R. Sale.

February 16.—I have received this morning yours of the 9th instant. S’ils n’envoyent pas des canons de siège de Caubul, peut-être je puis maintenir ma position dans cette ville pour le temps que vous avez écrit; mais si une force avec les pièces (que nous avons perdu) arriveront ici, ce sera impossible, et avant cette époque nos chevaux moureront de faim. Il sera bien difficile et incertain de vous donner avis de mon intention de retirer, parce qu’à ce moment Mahomed Akbar est près avec une force de deux milles hommes (qui s’augmente jour par jour), et à présent ses patrouilles et videttes parcourent tout le pays.

Rt. Sale, M.-G.

THE EARTHQUAKE AT JELLALABAD.

[Book VII., chapter 3, page 67.]

Sale and Macgregor were both writing to Pollock when this event occurred. I subjoin their letters:—

Jellalabad, February 19th, 1842.

My dear General,

——*——*——*——A l’égard à mon pouvoir de maintenir ma position ici, j’ai déjà vous donné avis de tous mes moyens et ressource.
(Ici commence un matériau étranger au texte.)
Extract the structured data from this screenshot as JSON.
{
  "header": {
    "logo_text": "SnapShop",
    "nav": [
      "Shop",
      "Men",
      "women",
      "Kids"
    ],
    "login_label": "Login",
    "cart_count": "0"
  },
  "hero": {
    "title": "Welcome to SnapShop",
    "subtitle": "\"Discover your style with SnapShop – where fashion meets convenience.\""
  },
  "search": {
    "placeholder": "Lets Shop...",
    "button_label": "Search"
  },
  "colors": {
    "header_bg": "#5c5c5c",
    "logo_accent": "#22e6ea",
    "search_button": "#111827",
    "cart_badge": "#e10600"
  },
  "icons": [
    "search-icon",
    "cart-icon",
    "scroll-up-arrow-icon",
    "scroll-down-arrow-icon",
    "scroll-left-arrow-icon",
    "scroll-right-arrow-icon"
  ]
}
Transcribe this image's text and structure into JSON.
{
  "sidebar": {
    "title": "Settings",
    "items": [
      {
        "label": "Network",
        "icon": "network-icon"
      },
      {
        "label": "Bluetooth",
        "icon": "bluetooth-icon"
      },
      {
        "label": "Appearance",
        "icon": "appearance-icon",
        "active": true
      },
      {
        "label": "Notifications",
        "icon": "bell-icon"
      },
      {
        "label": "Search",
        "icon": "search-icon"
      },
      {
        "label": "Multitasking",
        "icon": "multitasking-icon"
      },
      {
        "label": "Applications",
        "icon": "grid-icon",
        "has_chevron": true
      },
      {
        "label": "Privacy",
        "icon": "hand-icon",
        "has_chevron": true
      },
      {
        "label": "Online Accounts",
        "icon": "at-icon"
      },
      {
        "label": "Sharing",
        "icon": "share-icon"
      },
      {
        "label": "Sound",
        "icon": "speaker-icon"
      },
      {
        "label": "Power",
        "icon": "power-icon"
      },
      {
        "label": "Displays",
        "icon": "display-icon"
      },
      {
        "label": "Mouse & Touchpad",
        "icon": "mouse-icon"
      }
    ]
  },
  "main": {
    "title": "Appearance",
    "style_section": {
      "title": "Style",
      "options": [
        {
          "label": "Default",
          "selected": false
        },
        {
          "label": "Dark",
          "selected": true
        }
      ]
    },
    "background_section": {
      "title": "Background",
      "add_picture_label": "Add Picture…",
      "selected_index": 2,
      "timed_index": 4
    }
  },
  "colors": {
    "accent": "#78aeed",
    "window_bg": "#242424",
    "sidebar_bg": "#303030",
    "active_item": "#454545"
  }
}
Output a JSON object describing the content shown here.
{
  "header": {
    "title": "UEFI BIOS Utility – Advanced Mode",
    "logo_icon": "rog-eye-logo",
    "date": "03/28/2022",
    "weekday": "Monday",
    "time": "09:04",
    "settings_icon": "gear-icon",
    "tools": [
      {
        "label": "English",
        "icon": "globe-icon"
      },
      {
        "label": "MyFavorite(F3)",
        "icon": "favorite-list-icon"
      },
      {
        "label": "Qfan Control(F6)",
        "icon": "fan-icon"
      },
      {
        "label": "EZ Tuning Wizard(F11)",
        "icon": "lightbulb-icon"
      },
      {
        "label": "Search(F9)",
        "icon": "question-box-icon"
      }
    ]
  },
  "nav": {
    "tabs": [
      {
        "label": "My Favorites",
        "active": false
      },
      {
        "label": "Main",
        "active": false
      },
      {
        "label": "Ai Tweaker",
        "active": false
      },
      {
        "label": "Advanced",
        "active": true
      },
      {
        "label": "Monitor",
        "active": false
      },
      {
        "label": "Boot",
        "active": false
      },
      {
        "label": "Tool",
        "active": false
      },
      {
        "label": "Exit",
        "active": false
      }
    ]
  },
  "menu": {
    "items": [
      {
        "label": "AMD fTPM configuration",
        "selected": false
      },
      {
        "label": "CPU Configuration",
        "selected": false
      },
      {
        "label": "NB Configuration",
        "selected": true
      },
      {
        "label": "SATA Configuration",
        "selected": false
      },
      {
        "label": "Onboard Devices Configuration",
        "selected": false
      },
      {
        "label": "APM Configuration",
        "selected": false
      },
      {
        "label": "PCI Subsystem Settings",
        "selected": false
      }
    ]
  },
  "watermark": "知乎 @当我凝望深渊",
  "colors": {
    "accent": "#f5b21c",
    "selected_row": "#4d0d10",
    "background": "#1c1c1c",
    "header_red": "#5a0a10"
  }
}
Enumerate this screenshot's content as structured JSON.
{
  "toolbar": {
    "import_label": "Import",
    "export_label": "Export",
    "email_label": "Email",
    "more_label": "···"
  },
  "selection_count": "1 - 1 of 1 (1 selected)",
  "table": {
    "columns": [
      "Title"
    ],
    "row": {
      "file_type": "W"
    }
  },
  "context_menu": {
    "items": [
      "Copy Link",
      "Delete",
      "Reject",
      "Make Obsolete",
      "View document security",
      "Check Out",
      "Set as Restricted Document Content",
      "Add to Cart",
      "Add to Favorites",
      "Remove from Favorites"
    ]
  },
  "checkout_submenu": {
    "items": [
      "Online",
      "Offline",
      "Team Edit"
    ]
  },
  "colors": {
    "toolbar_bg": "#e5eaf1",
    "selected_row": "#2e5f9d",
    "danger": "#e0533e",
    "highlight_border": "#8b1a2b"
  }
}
Je n’ai pas rien de craindre de la force à présent avec Akbar Khan, même si il est joint par tous les colors de Ningraher; mais je veux bien que vous vous comprenez que nos parapets ne sont pas assez forts pour résister les bouts de canon, et il est sujet de doubte si nous pouvons résister une siège pour peu de temps si l’ennemi envoyent des pièces de siège de Caubul; et en aucune cas les chevaux de la cavalerie et de l’artillerie comme les yaboos et les chameaux après vingt-cinq jours periront. Cette époque le rendre impossible pour nous à vous ajouter dans aucun plan de retraite que vous voudrais; et de plus il sera impossible communiquer avec vous au moment que je me trouverais au point d’être écrassé (overwhelmed) par une force irrésistible. En perdant las yaboos et les chameaux, qui sont absolument nécessaire pour les travaux de la fortification, je perd aussi tous mes moyens de transporter mes malades et les munitions de guerre, sans laquelle il ne faut pas contempler une retraite. J’ai extrême.... Soixante-huite chameaux et cinq trente neuf yaboos. Ces circonstances me semble de demander que votre avance à notre secours sera prompt—the only means of securing the avowed object of government, i.e., the relief of the troops who have so long defended Jellalabad. After writing the above, the dreadful earthquake of this day a fait tomber deux bastions, et plusieurs autres sont culles—une brèche de côté de Peshawur dans les murs et beaucoup des maisons (casèmees) aussi. Sans doute l’ennemi prend avantage de cet calamité. Nous travaillons sans cesse de réparer le dedommage.